This project is conducted as part of the Probability Theory and Statistics course at AGH University of Kraków. It aims to analyze Formula 1 seasons from 2019 to 2024 using statistical methods. The project is implemented in a Jupyter Notebook using Python and employs various libraries for data collection, processing, visualization, and statistical analysis.
Note: The project and its documentation are written in Polish.
The project is written in Python and utilizes the following libraries:
import sqlite3
import pandas as pd
import numpy as np
import seaborn as sns
import matplotlib.pyplot as plt
import fastf1 as ff1
import fastf1.plotting
import statsmodels
from scipy import stats
import requests
- fastf1: For fetching and analyzing Formula 1 timing data.
- requests: To collect data from Ergast API.
- sqlite3: To save collected data.
- pandas, numpy: For data manipulation and statistical computation.
- matplotlib, seaborn: For visualization.
- statsmodels, scipy: For statistical tests and regression analysis.
The project is structured into the following sections:
- Introduction – Overview of the project and objectives.

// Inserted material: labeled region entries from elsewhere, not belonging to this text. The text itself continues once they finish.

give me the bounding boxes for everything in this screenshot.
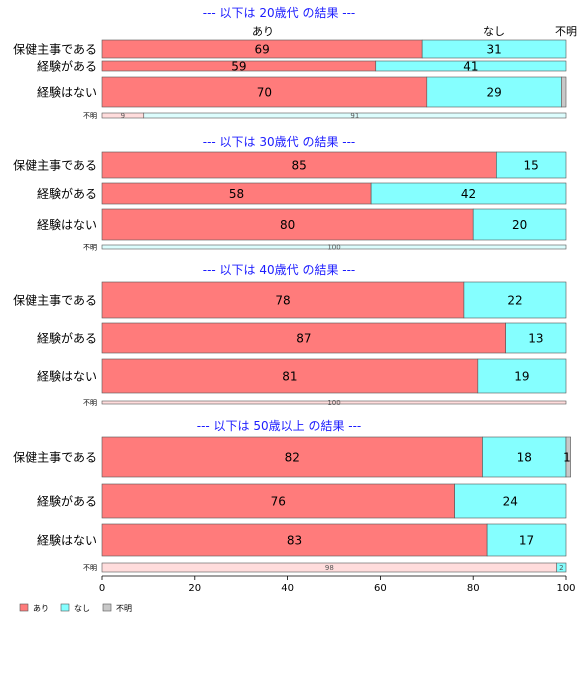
bar-segment-no	[454, 483, 567, 519]
bar-segment-no	[482, 436, 567, 478]
bar-segment-yes	[101, 483, 455, 519]
row-label: 経験がある	[37, 58, 97, 73]
bar-segment-unknown	[565, 436, 571, 478]
bar-segment-no	[486, 523, 567, 557]
bar-segment-yes	[101, 436, 483, 478]
data-label: 24	[503, 494, 518, 508]
legend-swatch	[19, 603, 29, 612]
data-label: 87	[296, 331, 311, 345]
data-label: 22	[507, 293, 522, 307]
row-label: 保健主事である	[13, 450, 97, 464]
x-tick-label: 80	[467, 583, 480, 594]
data-label: 85	[292, 158, 307, 172]
data-label: 80	[280, 218, 295, 232]
bar-segment-no	[505, 322, 567, 354]
row-label: 経験がある	[37, 493, 97, 508]
row-label: 不明	[83, 112, 97, 120]
bar-segment-no	[477, 358, 567, 394]
x-tick-label: 40	[281, 583, 294, 594]
bar-segment-yes	[101, 400, 567, 405]
bar-segment-yes	[101, 281, 465, 319]
row-label: 保健主事である	[13, 42, 97, 56]
row-label: 経験はない	[37, 217, 97, 232]
data-label: 41	[463, 59, 478, 73]
row-label: 経験はない	[37, 368, 97, 383]
data-label: 82	[285, 450, 300, 464]
bar-segment-no	[496, 151, 567, 179]
bar-segment-yes	[101, 523, 488, 557]
bar-segment-unknown	[561, 76, 567, 108]
data-label: 76	[271, 494, 286, 508]
row-label: 経験がある	[37, 186, 97, 201]
bar-segment-yes	[101, 208, 474, 241]
data-label: 98	[325, 564, 334, 572]
column-header: なし	[483, 25, 505, 38]
x-tick-label: 100	[556, 583, 575, 594]
panel-title: --- 以下は 50歳以上 の結果 ---	[197, 419, 362, 433]
data-label: 78	[275, 293, 290, 307]
data-label: 100	[327, 244, 340, 252]
row-label: 経験はない	[37, 84, 97, 99]
data-label: 9	[121, 112, 125, 120]
data-label: 19	[514, 369, 529, 383]
row-label: 不明	[83, 564, 97, 572]
bar-segment-no	[101, 244, 567, 250]
data-label: 83	[287, 533, 302, 547]
data-label: 18	[517, 450, 532, 464]
bar-segment-no	[426, 76, 562, 108]
data-label: 91	[350, 112, 359, 120]
legend-label: なし	[74, 604, 90, 613]
legend-swatch	[102, 603, 112, 612]
legend-label: 不明	[116, 604, 132, 613]
bar-segment-no	[370, 182, 567, 205]
data-label: 13	[528, 331, 543, 345]
legend-swatch	[60, 603, 70, 612]
panel-title: --- 以下は 20歳代 の結果 ---	[203, 6, 356, 20]
x-tick-label: 60	[374, 583, 387, 594]
data-label: 59	[231, 59, 246, 73]
column-header: あり	[252, 25, 274, 38]
panel-title: --- 以下は 30歳代 の結果 ---	[203, 135, 356, 149]
row-label: 保健主事である	[13, 293, 97, 307]
x-tick-label: 20	[188, 583, 201, 594]
bar-segment-no	[421, 39, 567, 59]
row-label: 経験はない	[37, 532, 97, 547]
bar-segment-yes	[101, 151, 497, 179]
data-label: 100	[327, 399, 340, 407]
data-label: 58	[229, 187, 244, 201]
bar-segment-no	[375, 60, 567, 72]
data-label: 31	[486, 42, 501, 56]
panel-title: --- 以下は 40歳代 の結果 ---	[203, 263, 356, 277]
bar-segment-no	[556, 562, 567, 573]
data-label: 20	[512, 218, 527, 232]
legend-label: あり	[33, 604, 49, 613]
row-label: 不明	[83, 244, 97, 252]
bar-segment-no	[463, 281, 567, 319]
data-label: 1	[563, 450, 571, 464]
x-tick-label: 0	[99, 583, 105, 594]
data-label: 29	[486, 85, 501, 99]
row-label: 保健主事である	[13, 158, 97, 172]
column-header: 不明	[555, 25, 577, 38]
data-label: 2	[559, 564, 563, 572]
bar-segment-no	[472, 208, 567, 241]
bar-segment-yes	[101, 322, 506, 354]
data-label: 69	[254, 42, 269, 56]
data-label: 70	[257, 85, 272, 99]
row-label: 不明	[83, 399, 97, 407]
data-label: 42	[461, 187, 476, 201]
bar-segment-no	[143, 112, 567, 119]
data-label: 15	[524, 158, 539, 172]
data-label: 81	[282, 369, 297, 383]
bar-segment-yes	[101, 358, 479, 394]
bar-segment-yes	[101, 76, 428, 108]
data-label: 17	[519, 533, 534, 547]
row-label: 経験がある	[37, 330, 97, 345]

- Data Gathering and Cleaning – Collecting data using Ergast API and processing it.
- Visual Analysis – Creating graphical representations of key insights.
- Exploratory Analysis – Examining statistical properties and distributions.
- Statistical Tests and Regression Analysis – Applying hypothesis tests and regression models.
- Conclusion – Summarizing findings and potential applications.
The project provides two export files:
- With code blocks: Includes all the implemented Python code.
- Without code blocks: A clean export with analysis and results, excluding code.
The project uses the Ergast API and fastf1 python library to retrieve F1 race data for statistical analysis.
This project is for academic purposes and follows an open-source license. Contributions and feedback are welcome!